Location: Foreign Animal Disease Research2012 Annual Report
1a. Objectives (from AD-416):
The objective of this project is to improve recently developed novel strategies to control Foot-and-Mouth Disease (FMD). By mutating the leader protein (Lpro) coding region of the FMD virus, we were able to grow viruses which are less virulent than wild type viruses. This project will explore the incorporation of additional mutants in the Lpro region to decrease the probability of reversion to virulence and induce protective immune responses.

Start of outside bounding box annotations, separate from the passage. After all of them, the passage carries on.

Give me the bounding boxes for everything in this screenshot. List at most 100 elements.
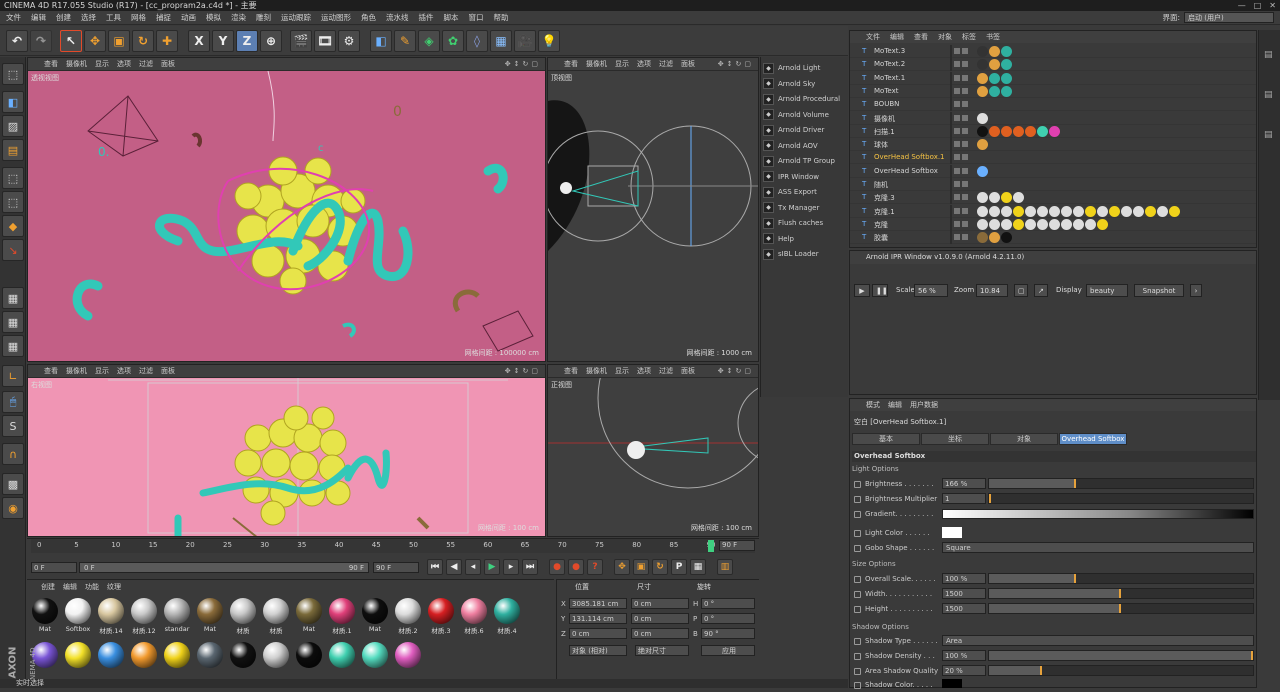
render-visibility-dot[interactable] <box>962 234 968 241</box>
zoom-field[interactable]: 10.84 <box>976 284 1008 297</box>
material-tag-icon[interactable] <box>977 112 988 124</box>
plugin-item[interactable]: ◆ Flush caches <box>763 216 847 230</box>
scale-dropdown[interactable]: 56 % <box>914 284 948 297</box>
render-visibility-dot[interactable] <box>962 141 968 148</box>
menu-item[interactable]: 帮助 <box>494 12 509 23</box>
object-row[interactable]: T 克隆.3 <box>850 191 1256 205</box>
material-tag-icon[interactable] <box>977 125 988 137</box>
menu-item[interactable]: 脚本 <box>444 12 459 23</box>
material-tag-icon[interactable] <box>1109 205 1120 217</box>
gradient-bar[interactable] <box>942 509 1254 519</box>
brightness-slider[interactable] <box>988 478 1254 489</box>
material-tag-icon[interactable] <box>1157 205 1168 217</box>
visibility-flags[interactable] <box>954 127 974 136</box>
material-tag-icon[interactable] <box>1073 205 1084 217</box>
z-axis-lock-button[interactable]: Z <box>236 30 258 52</box>
cube-primitive-button[interactable]: ◧ <box>370 30 392 52</box>
brightness-field[interactable]: 166 % <box>942 478 986 489</box>
plugin-item[interactable]: ◆ Tx Manager <box>763 201 847 215</box>
plugin-item[interactable]: ◆ Arnold Light <box>763 61 847 75</box>
attribute-tab[interactable]: 坐标 <box>921 433 989 445</box>
object-row[interactable]: T 球体 <box>850 138 1256 152</box>
current-frame-field[interactable]: 90 F <box>719 540 755 551</box>
attribute-tab[interactable]: 基本 <box>852 433 920 445</box>
editor-visibility-dot[interactable] <box>954 234 960 241</box>
object-row[interactable]: T 克隆.1 <box>850 204 1256 218</box>
key-parameter-button[interactable]: P <box>671 559 687 575</box>
material-tag-icon[interactable] <box>1013 205 1024 217</box>
material-tag-icon[interactable] <box>1061 205 1072 217</box>
visibility-flags[interactable] <box>954 48 974 56</box>
menu-filter[interactable]: 过滤 <box>139 366 153 376</box>
visibility-flags[interactable] <box>954 101 974 109</box>
sculpt-icon[interactable]: ◉ <box>2 497 24 519</box>
material-tag-icon[interactable] <box>1001 46 1012 57</box>
perspective-viewport[interactable]: 查看 摄像机 显示 选项 过滤 面板 ✥↕↻▢ 0. c 0 透视视图 网格间距… <box>27 57 546 362</box>
material-tag-icon[interactable] <box>989 85 1000 97</box>
position-y-field[interactable]: 131.114 cm <box>569 613 627 624</box>
object-menu-item[interactable]: 文件 <box>866 32 880 42</box>
size-x-field[interactable]: 0 cm <box>631 598 689 609</box>
menu-options[interactable]: 选项 <box>117 59 131 69</box>
prev-key-button[interactable]: ◀ <box>446 559 462 575</box>
animate-icon[interactable] <box>854 606 861 613</box>
material-tag-icon[interactable] <box>1133 205 1144 217</box>
cloner-button[interactable]: ✿ <box>442 30 464 52</box>
material-tag-icon[interactable] <box>1001 192 1012 204</box>
material-swatch[interactable]: 材质.6 <box>458 598 490 635</box>
editor-visibility-dot[interactable] <box>954 167 960 174</box>
material-swatch[interactable]: Softbox <box>62 598 94 633</box>
key-position-button[interactable]: ✥ <box>614 559 630 575</box>
animate-icon[interactable] <box>854 591 861 598</box>
play-button[interactable]: ▶ <box>854 284 870 297</box>
object-menu-item[interactable]: 书签 <box>986 32 1000 42</box>
side-tab-icon[interactable]: ▤ <box>1264 90 1273 100</box>
menu-display[interactable]: 显示 <box>95 366 109 376</box>
viewport-canvas[interactable]: 0. c 0 透视视图 网格间距 : 100000 cm <box>28 71 545 361</box>
front-viewport[interactable]: 查看 摄像机 显示 选项 过滤 面板 ✥↕↻▢ 正视图 网格间距 : 100 c… <box>547 364 759 537</box>
axis-mode-icon[interactable]: ↘ <box>2 239 24 261</box>
menu-item[interactable]: 模拟 <box>206 12 221 23</box>
render-visibility-dot[interactable] <box>962 220 968 227</box>
material-swatch[interactable]: 材质.14 <box>95 598 127 635</box>
material-tag-icon[interactable] <box>989 59 1000 71</box>
shadow-type-dropdown[interactable]: Area <box>942 635 1254 646</box>
plugin-item[interactable]: ◆ Arnold Procedural <box>763 92 847 106</box>
material-tag-icon[interactable] <box>989 218 1000 230</box>
overall-scale-field[interactable]: 100 % <box>942 573 986 584</box>
material-tag-icon[interactable] <box>989 46 1000 57</box>
deformer-button[interactable]: ◊ <box>466 30 488 52</box>
right-viewport[interactable]: 查看 摄像机 显示 选项 过滤 面板 ✥↕↻▢ 右视图 网格间距: 100 c… <box>27 364 546 537</box>
material-tag-icon[interactable] <box>1001 218 1012 230</box>
close-button[interactable]: ✕ <box>1269 0 1276 11</box>
material-tag-icon[interactable] <box>1169 205 1180 217</box>
visibility-flags[interactable] <box>954 114 974 123</box>
plugin-item[interactable]: ◆ Arnold TP Group <box>763 154 847 168</box>
visibility-flags[interactable] <box>954 220 974 229</box>
scale-tool-button[interactable]: ▣ <box>108 30 130 52</box>
render-visibility-dot[interactable] <box>962 74 968 81</box>
render-visibility-dot[interactable] <box>962 207 968 214</box>
key-rotation-button[interactable]: ↻ <box>652 559 668 575</box>
subdivision-button[interactable]: ◈ <box>418 30 440 52</box>
rotation-h-field[interactable]: 0 ° <box>701 598 755 609</box>
redo-button[interactable]: ↷ <box>30 30 52 52</box>
workplane-icon[interactable]: ▤ <box>2 139 24 161</box>
menu-item[interactable]: 流水线 <box>386 12 409 23</box>
material-swatch[interactable]: 材质.12 <box>128 598 160 635</box>
material-menu-item[interactable]: 创建 <box>41 582 55 592</box>
material-tag-icon[interactable] <box>1001 125 1012 137</box>
side-tab-icon[interactable]: ▤ <box>1264 50 1273 60</box>
material-tag-icon[interactable] <box>1013 125 1024 137</box>
menu-panel[interactable]: 面板 <box>681 366 695 376</box>
brightness-multiplier-slider[interactable] <box>988 493 1254 504</box>
material-tag-icon[interactable] <box>989 72 1000 84</box>
undo-button[interactable]: ↶ <box>6 30 28 52</box>
keyframe-selection-button[interactable]: ? <box>587 559 603 575</box>
quantize-icon[interactable]: ▦ <box>2 311 24 333</box>
menu-panel[interactable]: 面板 <box>161 59 175 69</box>
visibility-flags[interactable] <box>954 154 974 162</box>
render-visibility-dot[interactable] <box>962 48 968 54</box>
material-menu-item[interactable]: 编辑 <box>63 582 77 592</box>
attribute-menu-item[interactable]: 编辑 <box>888 400 902 410</box>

1b. Approach (from AD-416):
1. Test the virulence in swine of FHA mutant FMDV. In vivo studies will be conducted in swine to test the virulence of an available mutant FMDV strain containing mutations in a conserved domain (FHA) of the virus leader coding region. 2. Construction and in vitro characterization of FMDV strains with mutations in the CTE domain and/or the SAP and/or FHA domains. Several mutant FMDV strains will be constructed by using the infectious clone and targeting conserved residues contained in the CTE region of the leader coding region with the goal of obtaining new stable attenuated phenotypes that have a low probability of reversion to virulent wild type phenotype. 3. Test the virulence in swine of FMDV strains containing multiple mutations in the leader coding region (SAP and/or FHA and/or CTE mutations). In vivo studies will be conducted in swine with newly constructed FMDV containing multiple attenuating mutations in the leader coding region. 4. Test the efficacy of vaccination with attenuated FMDV SAP mutant of serotype A against infection with wild type FMDV of different subtypes and serotypes. Heterologus subypes/serotype specific cross-protection will be assayed by vaccination of swine with FMDV SAP mutant of serotype A followed by challenging with wild type FMDV of serotype A24 or O and/or Asia. The role of induction of protective innate immunity such as the interferon response will be evaluated.
3. Progress Report:
Foot-and-Mouth Disease (FMD) is a highly contagious viral disease that affects cloven-hoofed ruminants. Outbreaks of FMD can have a serious economic impact given the trade restrictions imposed to affected countries by the World Organization of Animal Health (OIE) . This research project seeks to develop novel FMD vaccines, by introducing mutations in one of the FMDV non structural proteins, L pro. Previous studies have shown that mutations in this viral coding region are tolerated and attenuated viruses could be used as vaccines conferring early and presumably long term protection against disease. The objective of this project is to improve this strategy by introducing other mutations in the Lpro region to decrease the probability of reversion to virulence, to increase the stability of the attenuated phenotype and to induce enhanced protective immune responses. The major accomplishment of this research project, which was initiated in May, 2012 was obtaining post doctoral support for this work as well as characterizing in vitro new Lpro mutants. No new technologies have been produced or transferred to date from this ongoing work. No peer-reviewed publications have been produced to date from this ongoing work.